Friday, April 13, 2018

Alleluia: Sorrow, Joy and Hope

Written by  Catherine Renneberg

This Easter season has been full of twists and turns. I went to the Easter Triduum at the Cathedral, and it was absolutely beautiful. The Easter vigil will be a highlight of the year, with breathtaking music and an awesome experience of our faith community. It was an absolute joy to see the congregation huddle around the baptismal fount to welcome twenty-six new members into the church.

But this past week has also been spent meditating on the mystery of God’s ways. Amongst the joy of the Easter season, the celebrations of God’s mercy for us, we mourn and lament the tragedy of the Humboldt Bronco hockey team. We light the Easter candle and finally sing Alleluia, while simultaneously offering prayers of sorrow and devastation. This paradox of the Christian faith seems most obvious this year as we confront the profound and mysterious realities of life and death on this earth. I have been learning more and more about the sacredness but also the fragility of our lives together. The heartbreak of these past few days has rested on incredible signs of solidarity and support, and with that I have felt new hope arising in what all too often feels like a divided and despairing culture. As we process the tragedy and pray for the community of Humboldt, I cannot help but be edified by our world as we try to climb to our feet during such a tremendous tribulation.

Pope Francis just released his newest letter, called Gaudete et Exusultate – “Be Glad and Rejoice”, where he exhorts the world to keep in mind our call to holiness.
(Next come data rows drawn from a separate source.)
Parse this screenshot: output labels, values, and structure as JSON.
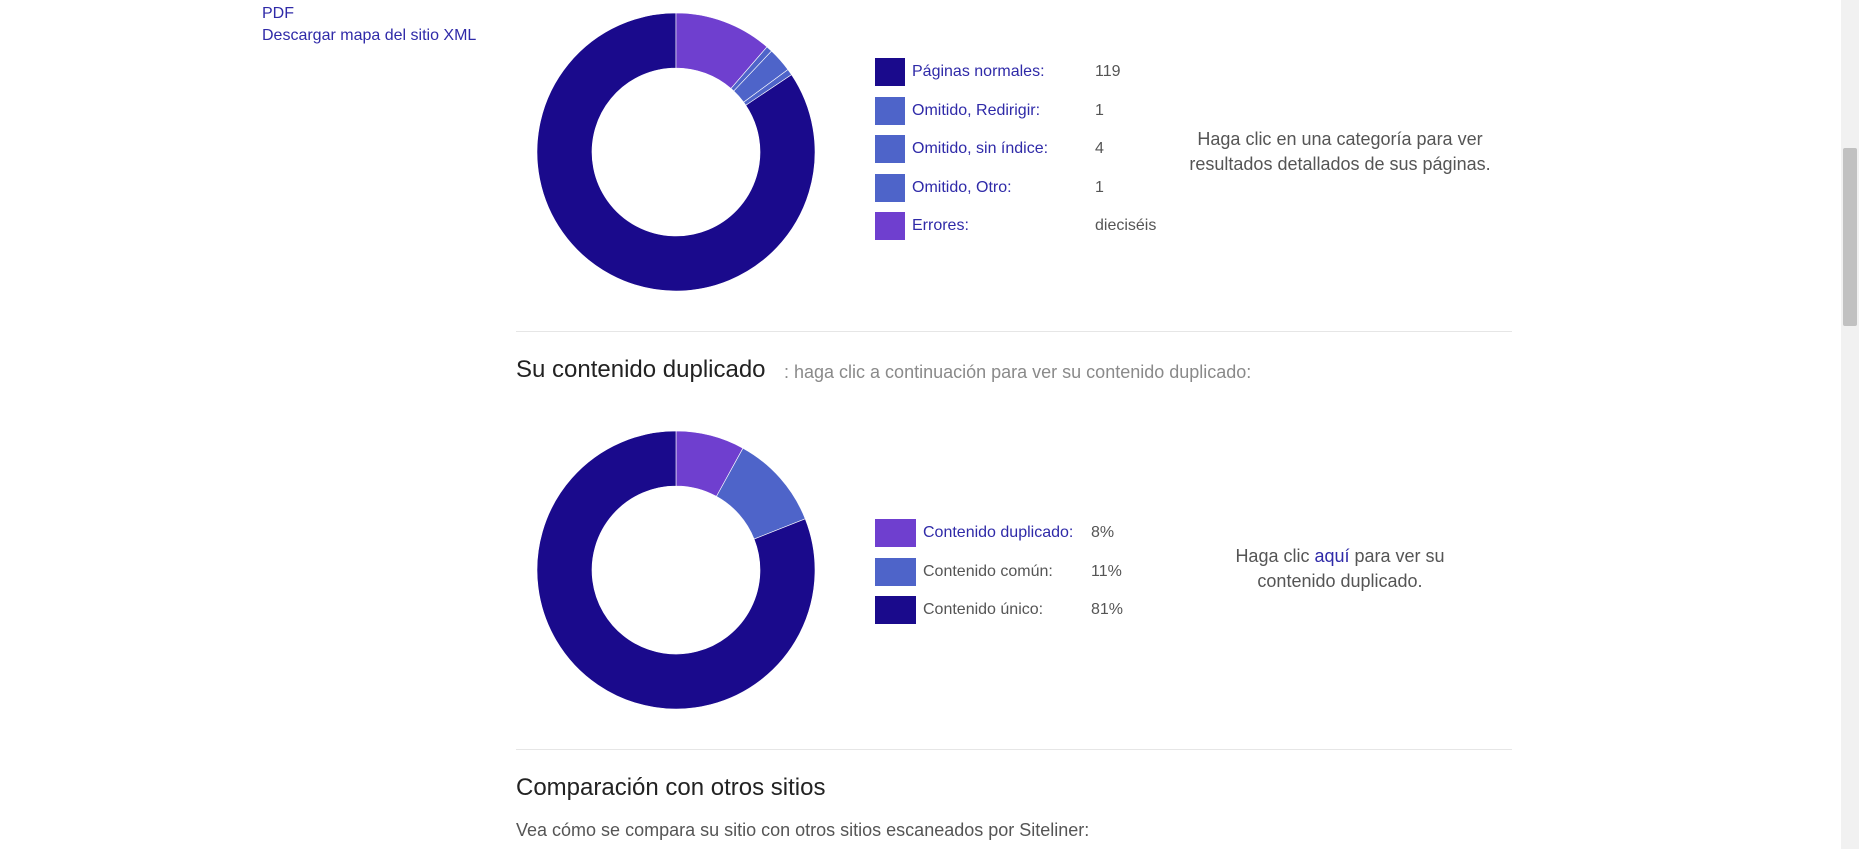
{
  "sidebar": {
    "links": [
      "PDF",
      "Descargar mapa del sitio XML"
    ]
  },
  "colors": {
    "dark_navy": "#1a0a8c",
    "medium_blue": "#4e64c9",
    "violet": "#6f3fcf",
    "link": "#2f2aa8"
  },
  "pages_chart": {
    "legend": [
      {
        "label": "Páginas normales:",
        "value": "119",
        "color": "#1a0a8c"
      },
      {
        "label": "Omitido, Redirigir:",
        "value": "1",
        "color": "#4e64c9"
      },
      {
        "label": "Omitido, sin índice:",
        "value": "4",
        "color": "#4e64c9"
      },
      {
        "label": "Omitido, Otro:",
        "value": "1",
        "color": "#4e64c9"
      },
      {
        "label": "Errores:",
        "value": "dieciséis",
        "color": "#6f3fcf"
      }
    ],
    "hint": "Haga clic en una categoría para ver resultados detallados de sus páginas."
  },
  "duplicate_section": {
    "title": "Su contenido duplicado",
    "subtitle": ": haga clic a continuación para ver su contenido duplicado:",
    "legend": [
      {
        "label": "Contenido duplicado:",
        "value": "8%",
        "color": "#6f3fcf",
        "link": true
      },
      {
        "label": "Contenido común:",
        "value": "11%",
        "color": "#4e64c9",
        "link": false
      },
      {
        "label": "Contenido único:",
        "value": "81%",
        "color": "#1a0a8c",
        "link": false
      }
    ],
    "hint_before": "Haga clic ",
    "hint_link": "aquí",
    "hint_after": " para ver su contenido duplicado."
  },
  "comparison_section": {
    "title": "Comparación con otros sitios",
    "text": "Vea cómo se compara su sitio con otros sitios escaneados por Siteliner:"
  },
  "chart_data": [
    {
      "type": "pie",
      "categories": [
        "Páginas normales",
        "Omitido, Redirigir",
        "Omitido, sin índice",
        "Omitido, Otro",
        "Errores"
      ],
      "values": [
        119,
        1,
        4,
        1,
        16
      ],
      "colors": [
        "#1a0a8c",
        "#4e64c9",
        "#4e64c9",
        "#4e64c9",
        "#6f3fcf"
      ]
    },
    {
      "type": "pie",
      "categories": [
        "Contenido duplicado",
        "Contenido común",
        "Contenido único"
      ],
      "values": [
        8,
        11,
        81
      ],
      "colors": [
        "#6f3fcf",
        "#4e64c9",
        "#1a0a8c"
      ]
    }
  ]
}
Papa Franceso tells us that we should strive for holiness in our lives, and to keep vigilant as we walk forward in our relationship with Christ. He reminds us that holiness happens here on earth, in our relationship with others. He says “Let us be spurred on by the signs of holiness that the Lord shows us through the humblest members of [His] people”. I have seen that holiness lived out again and again, as we rally together in the big and little to support the wounded among us. The amazing love and support shown internationally to the little city of Humboldt is inspiration for me to choose to continue loving those around me, and to strive to be holy out of love for God and the world. I have to continue to have hope in our life yet to come in heaven, as promised by God Himself. There are so many questions that arise through times of grief and helplessness, and all I can do is trust in the mercy of God, knowing that He too weeps with us.